すまない、と謝ったあと靴を脱いで足をあげると使用人が道を開ける、いつもと違うことに驚いて顔も上げれば泣きそうな紫苑がそこにいた。
「紫苑…」
「拓人さん…よかった、おうちのお電話でおかけしてもでないものですから…」
着信、ハッとして自分の携帯を見ればざっと五件ほど、全てうちからだ。 夕飯の匂いと風呂からする独特な香りが鼻に付けば、紫苑は何一つやることをしていなんだな。 夕飯も、風呂も、何一つ。 らしくないがそこが嬉しくて、気の抜けた笑いがこみ上げる、なんで笑うんですか!、なんて言ってくる紫苑には悪いが、今のお前の行動全て、嬉しいんだ。
駆け足で彼女のもとへ行き思い切り抱きしめる、ただいま、そう呟けばおかえりなさい、と言われる、が、俺の背に手は回されない。 いつもと同じだった、変わりなどしなかった、スキンシップをするのは俺だけで、彼女が返してくれる、ましてや彼女からのスキンシップなど殆どないのだから。 それでもいいんだ、俺と一緒にいて、これから、俺を知ってくれれば。
夕飯にしよう、彼女の腰に手を回し、慣れていないエスコートをして夕食の席へ向かう、時々寂しく思うが、それも仕方ない、だって俺たちの生活はまだ始まったばかりなのだ。
「上がったのか?」
「はい、遅くなりました」
「いや、俺が先に入ったことがいけなかった、すまない」
「そんな…」
それをいうだけで落ち込んだ表情を浮かべる紫苑。 単純なんだろうか、いや、やはり天然なのだ。 夕飯を済ませお互い風呂まで終わったあと、ピアノを弾いていたところゆっくりと扉が開く、それが目に付けばすぐにやめて彼女に駆け寄った。 昨日と同じでまた雫を滴らせている紫苑の髪を拭いソファーにつれていき乾かしてやると、出会った頃から変わらないさらさらとした髪が揺れ、自分と同じ香りを漂わせる。 すんすん、と何度か嗅いでしまう、くすぐったそうに笑う紫苑に後ろから擦り寄って、学校での鬱憤や愛情を今、さらけ出すのだ。
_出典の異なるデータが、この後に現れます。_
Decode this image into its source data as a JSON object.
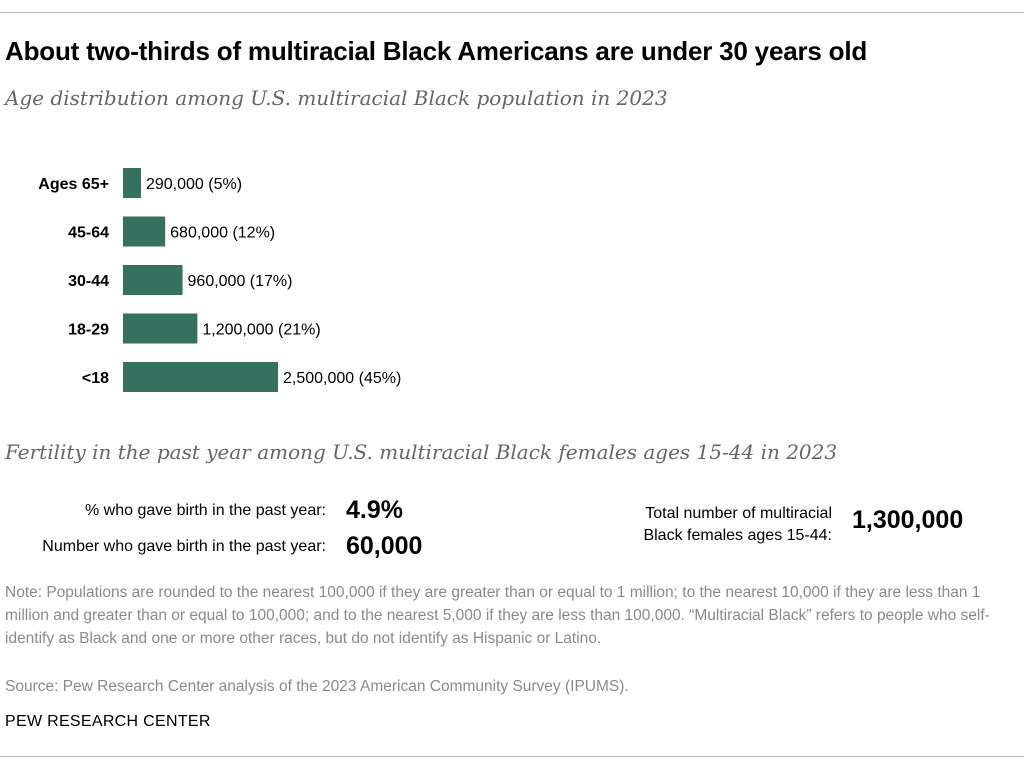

ずっとこうしていたい、だけど願うことはないそれに、昨日の自分の言葉を訂正したいぐらいには後悔していて、でも時すでに遅し、俺は明日も同じ一日を過ごすのだと思うと、実は今から憂鬱でならないんだ。
早く、早く彼女との距離が埋まればいいのに。
(拓人さんに近づきたいのは、本当よ)
明日がまたくるんだな、いっそ、ずっと休みであればいい。 紫苑、俺の我が儘を言ったら受け入れてくれるか?
どうか見つめることを許して欲しい。
(拓人さん、今日はどうでした?) (楽しかったよ、特に年に一度の行事だっただけにな) (それはよかった…)
君は俺が何をしていたのかはわからないだろうけど、 俺は君を見つけるたびにきっと見つめてしまっているんだ。 どうか友人に、そして彼女に、 隠し切れますように、どうか、神様。